Par Edelweiss Vieira

Il y a le titre d’abord. « L’Orient après l’amour »…. Ça sonne comme un poème et c’est tout un programme. Il y a la signature, ensuite, Mohamed Kacimi, cette grande et belle plume algérienne, écrivain et auteur de théâtre. Il y a le livre, enfin, et autant le dire d’emblée : le titre et la signature tiennent leurs promesses ! C’est un récit court, enlevé, complètement prenant. Mohamed Kacimi part de son histoire personnelle pour nous donner sa vision (toujours juste) du monde arabo-musulman actuel. Au gré de ses voyages, il note impressions générales, réflexions, analyses, bribes de dialogues, rencontres… On aime quand il raconte son enfance dans la zaouïa d’El-Hamel, avec son cheikh de grand-père, l’école coranique, la langue française et les premiers jours de l’indépendance (il avait 6 ans). Puis le déménagement de la famille à Alger. « C’était blanc, c’était vide, c’était bleu. Je n’oublierais jamais la première vision de la mer, une sensation de vertige », se souvient l’enfant des hauts-plateaux. Le service militaire, douloureux, et le départ pour Paris, en 1982. Au fil des pages, se dessine une charge féroce contre l’islamisme. Le livre s’ouvre sur cette phrase de Rabbi Nahman : « Plus les temps sont durs, plus notre rire sera fort », et Mohamed Kacimi en a fait un adage.
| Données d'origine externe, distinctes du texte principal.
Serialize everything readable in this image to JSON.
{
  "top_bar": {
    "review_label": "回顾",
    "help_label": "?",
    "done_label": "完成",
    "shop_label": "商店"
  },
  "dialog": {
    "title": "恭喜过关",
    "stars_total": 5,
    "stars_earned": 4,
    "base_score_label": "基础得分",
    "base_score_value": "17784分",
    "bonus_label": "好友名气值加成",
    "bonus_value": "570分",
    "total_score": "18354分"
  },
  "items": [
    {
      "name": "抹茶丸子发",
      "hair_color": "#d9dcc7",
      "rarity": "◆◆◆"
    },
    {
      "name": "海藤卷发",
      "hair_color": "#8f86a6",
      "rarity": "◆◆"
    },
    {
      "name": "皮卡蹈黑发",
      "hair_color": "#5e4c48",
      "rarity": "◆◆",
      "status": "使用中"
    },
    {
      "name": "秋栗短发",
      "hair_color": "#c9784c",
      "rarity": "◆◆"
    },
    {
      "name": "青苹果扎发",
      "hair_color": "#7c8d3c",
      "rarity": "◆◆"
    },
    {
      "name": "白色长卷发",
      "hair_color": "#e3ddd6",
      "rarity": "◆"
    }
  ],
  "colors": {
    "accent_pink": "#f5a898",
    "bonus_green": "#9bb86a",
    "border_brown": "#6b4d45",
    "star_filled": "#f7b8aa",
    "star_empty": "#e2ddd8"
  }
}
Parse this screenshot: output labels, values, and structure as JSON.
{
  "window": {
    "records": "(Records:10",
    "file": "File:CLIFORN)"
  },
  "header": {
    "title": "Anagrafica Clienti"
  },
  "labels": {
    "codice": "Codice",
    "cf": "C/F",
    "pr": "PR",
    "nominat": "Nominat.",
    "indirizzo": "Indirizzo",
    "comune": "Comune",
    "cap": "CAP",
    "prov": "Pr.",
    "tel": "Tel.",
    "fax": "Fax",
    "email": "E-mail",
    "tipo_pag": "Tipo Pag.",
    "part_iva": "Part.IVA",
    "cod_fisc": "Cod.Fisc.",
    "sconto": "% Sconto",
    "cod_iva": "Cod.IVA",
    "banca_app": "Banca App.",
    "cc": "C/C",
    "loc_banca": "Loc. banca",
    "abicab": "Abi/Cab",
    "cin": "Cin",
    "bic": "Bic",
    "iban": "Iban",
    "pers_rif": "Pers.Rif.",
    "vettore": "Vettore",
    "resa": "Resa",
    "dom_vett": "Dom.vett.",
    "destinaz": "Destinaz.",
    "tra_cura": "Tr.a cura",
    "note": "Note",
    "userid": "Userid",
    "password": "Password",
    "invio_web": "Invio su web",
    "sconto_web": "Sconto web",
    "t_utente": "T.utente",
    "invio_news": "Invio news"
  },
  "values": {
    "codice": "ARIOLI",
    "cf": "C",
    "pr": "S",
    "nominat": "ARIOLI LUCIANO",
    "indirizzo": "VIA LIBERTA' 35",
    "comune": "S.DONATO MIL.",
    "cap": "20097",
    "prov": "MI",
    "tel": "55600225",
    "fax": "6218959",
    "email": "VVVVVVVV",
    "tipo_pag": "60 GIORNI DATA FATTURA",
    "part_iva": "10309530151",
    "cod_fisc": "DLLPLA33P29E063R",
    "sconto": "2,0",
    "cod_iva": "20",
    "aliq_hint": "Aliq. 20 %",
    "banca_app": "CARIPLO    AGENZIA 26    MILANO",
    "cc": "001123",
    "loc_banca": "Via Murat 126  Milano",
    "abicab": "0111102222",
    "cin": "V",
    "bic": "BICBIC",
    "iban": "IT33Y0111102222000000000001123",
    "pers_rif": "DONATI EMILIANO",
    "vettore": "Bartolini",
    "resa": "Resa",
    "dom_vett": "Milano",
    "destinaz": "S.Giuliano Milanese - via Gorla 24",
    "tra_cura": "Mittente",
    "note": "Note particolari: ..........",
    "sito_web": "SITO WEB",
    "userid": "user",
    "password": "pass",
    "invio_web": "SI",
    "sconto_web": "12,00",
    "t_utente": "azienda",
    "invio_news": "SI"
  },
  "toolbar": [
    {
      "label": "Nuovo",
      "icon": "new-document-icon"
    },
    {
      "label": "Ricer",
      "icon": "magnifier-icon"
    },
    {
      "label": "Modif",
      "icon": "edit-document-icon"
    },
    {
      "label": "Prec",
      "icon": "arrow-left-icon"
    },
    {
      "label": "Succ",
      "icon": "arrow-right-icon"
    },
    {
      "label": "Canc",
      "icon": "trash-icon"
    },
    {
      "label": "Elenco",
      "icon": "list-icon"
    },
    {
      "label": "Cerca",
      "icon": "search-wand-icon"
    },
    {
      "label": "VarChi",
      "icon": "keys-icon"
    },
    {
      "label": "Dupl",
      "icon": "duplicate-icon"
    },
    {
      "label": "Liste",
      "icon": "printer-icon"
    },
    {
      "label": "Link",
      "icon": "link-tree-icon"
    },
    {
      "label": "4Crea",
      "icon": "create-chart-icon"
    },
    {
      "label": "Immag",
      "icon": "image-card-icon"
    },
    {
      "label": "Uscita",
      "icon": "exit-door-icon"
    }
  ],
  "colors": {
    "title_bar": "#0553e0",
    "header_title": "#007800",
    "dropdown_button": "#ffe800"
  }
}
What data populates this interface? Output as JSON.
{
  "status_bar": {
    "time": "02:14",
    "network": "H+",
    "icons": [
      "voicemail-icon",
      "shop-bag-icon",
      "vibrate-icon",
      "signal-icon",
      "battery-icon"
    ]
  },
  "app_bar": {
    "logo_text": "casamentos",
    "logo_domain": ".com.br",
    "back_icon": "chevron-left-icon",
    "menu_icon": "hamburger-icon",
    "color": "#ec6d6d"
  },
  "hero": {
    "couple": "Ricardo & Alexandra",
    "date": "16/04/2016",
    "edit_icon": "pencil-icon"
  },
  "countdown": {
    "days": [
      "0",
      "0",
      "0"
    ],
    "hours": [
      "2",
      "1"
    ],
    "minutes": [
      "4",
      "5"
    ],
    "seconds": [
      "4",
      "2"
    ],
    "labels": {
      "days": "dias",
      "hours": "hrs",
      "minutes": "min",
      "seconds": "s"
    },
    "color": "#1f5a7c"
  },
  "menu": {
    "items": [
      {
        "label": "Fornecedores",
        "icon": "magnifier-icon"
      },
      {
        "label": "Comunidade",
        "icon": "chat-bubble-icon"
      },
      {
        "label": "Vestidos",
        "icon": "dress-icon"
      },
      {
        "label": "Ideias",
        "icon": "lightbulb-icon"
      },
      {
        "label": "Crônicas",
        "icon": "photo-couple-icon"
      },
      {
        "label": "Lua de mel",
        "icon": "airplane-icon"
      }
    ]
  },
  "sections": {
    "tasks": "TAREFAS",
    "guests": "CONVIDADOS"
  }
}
« De tournées en périples, j’ai découvert Le Caire, Damas, Sanaa, Jérusalem, Fès, Tunis, Casablanca, Tel-Aviv et combien de fois Beyrouth. Au fil des ans, j’ai vu aussi comment les femmes et les hommes de ces pays, à force de manque de libertés, de répression, de prohibition de l’amour, ont fini par renoncer au bonheur pour faire de la catastrophe une religion et de la religion une catastrophe. » Il ne mâche pas ses mots contre le wahhabisme, « une hérésie de l’islam sunnite », et se souvient avec humour de sa visite à la grande librairie de Djeddah, « divisée en rayons thématiques précis : les bienfaits des sunnites, les calamités des chiites, les bonnes actions de Sa Majesté, gardien des lieux saints et la catastrophe du judaïsme ».

Voyages, voyages

Ils se fait plus dur pour évoquer son pays. « La guerre civile en Algérie a fait plus de deux cent mille morts, elle a montré le vrai visage de l’islamisme, une idéologie de l’extermination de l’homme par l’homme. Mais c’est à croire que personne n’en a tiré les leçons. Au contraire, la société s’est islamisée jusque dans ses tréfonds. Toute le monde prie dans ce pays parce que plus personne ne croit plus en rien. » Le livre ne parle pas que de religion. Il égrène les « spécialités » locales : « La police des frontières égyptiennes est à elle seule une leçon d’éternité. Elle vérifie les passeports avec autant de méticulosité qu’on fouillerait un site archéologique de Sakkara ou d’Alexandrie ». Il raconte ses coups de foudre urbains : « J’ai toujours aimé et j’aimerais toujours à la folie Beyrouth, pour sa rage à se détruire, pour sa démesure à se reconstruire, pour son art d’exacerber l’horreur et la beauté. » Ce n’est pas un mais des voyages que l’on fait en lisant ce livre : voyages géographiques mais aussi intérieurs. L’été est la saison des amours paraît-il. Profitez-en.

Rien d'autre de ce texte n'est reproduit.